I have 2 hosts (h1 and h2) where h2 takes over services if h1 fails. The hostnames are unique, they have different MAC addresses, and each has one unique IP and one shared IP (moved between hosts on failover).

Is it possible to share SSL certificates between the hosts? That way up/downstream devices that look for TLS protected services think they are connecting to the same host as before (pre-failover)?

Or is there something in these certificates that's tied to the hardware and will refuse to operate properly if they are moved to a new host?

1 + 1

ssl

ssl-certificate

Steffen Ullrich

1/6/24, 5:50 AM

Does this answer your question? [SSL certificates - can they be used on more than one server](https://serverfault.com/questions/764891/ssl-certificates-can-they-be-used-on-more-than-one-server), [Using an SSL certificate in multiple locations](https://serverfault.com/questions/495771/using-an-ssl-certificate-in-multiple-locations).

Score:2

Server

vidarlo

1/5/24, 9:30 PM

Yes, you can copy the certificates and private keys. They're plain files, not bound to any hardware.
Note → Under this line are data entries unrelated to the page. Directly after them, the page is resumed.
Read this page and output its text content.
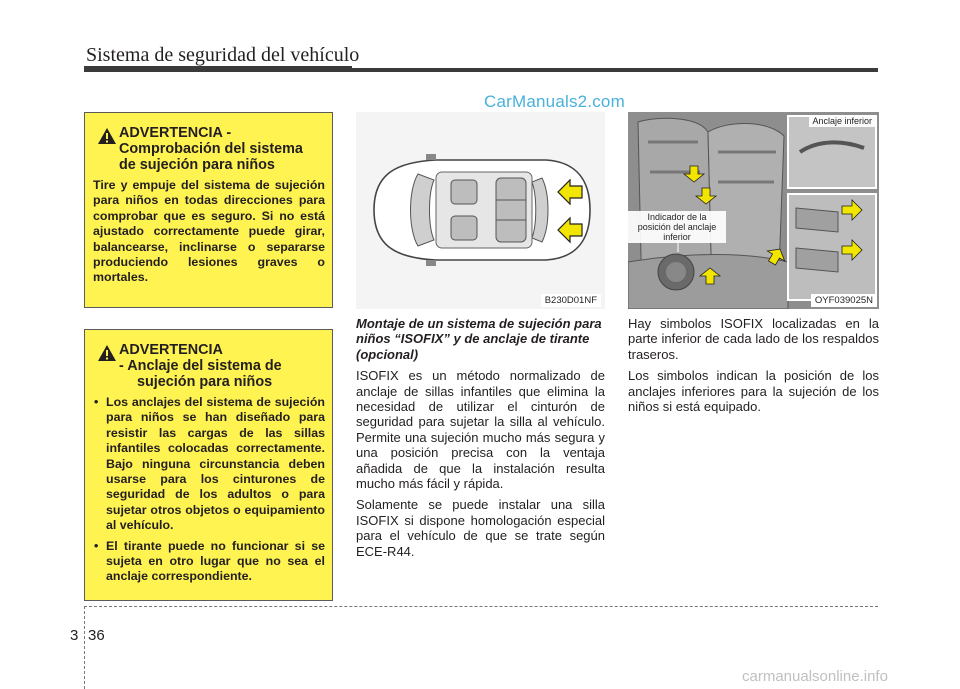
Sistema de seguridad del vehículo
CarManuals2.com
ADVERTENCIA -
Comprobación del sistema
de sujeción para niños
Tire y empuje del sistema de sujeción para niños en todas direcciones para comprobar que es seguro. Si no está ajustado correctamente puede girar, balancearse, inclinarse o separarse produciendo lesiones graves o mortales.
ADVERTENCIA
- Anclaje del sistema de
sujeción para niños
• Los anclajes del sistema de sujeción para niños se han diseñado para resistir las cargas de las sillas infantiles colocadas correctamente. Bajo ninguna circunstancia deben usarse para los cinturones de seguridad de los adultos o para sujetar otros objetos o equipamiento al vehículo.
• El tirante puede no funcionar si se sujeta en otro lugar que no sea el anclaje correspondiente.
B230D01NF
Anclaje inferior
Indicador de la posición del anclaje inferior
OYF039025N

Montaje de un sistema de sujeción para niños “ISOFIX” y de anclaje de tirante (opcional)

ISOFIX es un método normalizado de anclaje de sillas infantiles que elimina la necesidad de utilizar el cinturón de seguridad para sujetar la silla al vehículo. Permite una sujeción mucho más segura y una posición precisa con la ventaja añadida de que la instalación resulta mucho más fácil y rápida.

Solamente se puede instalar una silla ISOFIX si dispone homologación especial para el vehículo de que se trate según ECE-R44.

Hay simbolos ISOFIX localizadas en la parte inferior de cada lado de los respaldos traseros.

Los simbolos indican la posición de los anclajes inferiores para la sujeción de los niños si está equipado.

3 36
carmanualsonline.info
If you copy them, you should take care that you transmit them only in encrypted form, and take care to ensure that they're not accessible to unwanted third parties.

Another alternative is to issue different - but valid - certificates for each host. Nothing stops you from requesting duplicate certificates from e..g. Lets Encrypt.

+ 4

mfinni

1/5/24, 9:40 PM

To add on to this - the servers will need to have the private key that goes with the cert, ensure that whatever process you're using does that.

TSG

1/6/24, 12:42 AM

I believe that /etc/ssl/certs and /etc/ssl/private hold the certificates for the machine. But where is the private key for the machine? (User certs are in ~/.ssh I believe)

dave_thompson_085

1/6/24, 3:29 AM

nit: unless you use HSM(s) which is not very common for SSL/TLS though it is often possible. @TSG: different OSes and server programs and configurations can use many different files for cert&key, but something named /etc/ssl/private is _probably_ privatekey(s). ~/.ssh is only used for SSH which is completely different and separate from SSL/TLS and normally does not use any certificates, only keys (the _privatekeys_ are similar to the keys used in SSL/TLS)

vidarlo

1/6/24, 7:03 AM

And if you're using HSM's you'pre probably aware of your design choice

Elon Musk

I sit in a Tesla and translated this thread with Ai:

EN: Copy SSL certs between hosts

Post an answer

Most people don’t grasp that asking a lot of questions unlocks learning and improves interpersonal bonding. In Alison’s studies, for example, though people could accurately recall how many questions had been asked in their conversations, they didn’t intuit the link between questions and liking. Across four studies, in which participants were engaged in conversations themselves or read transcripts of others’ conversations, people tended not to realize that question asking would influence—or had influenced—the level of amity between the conversationalists.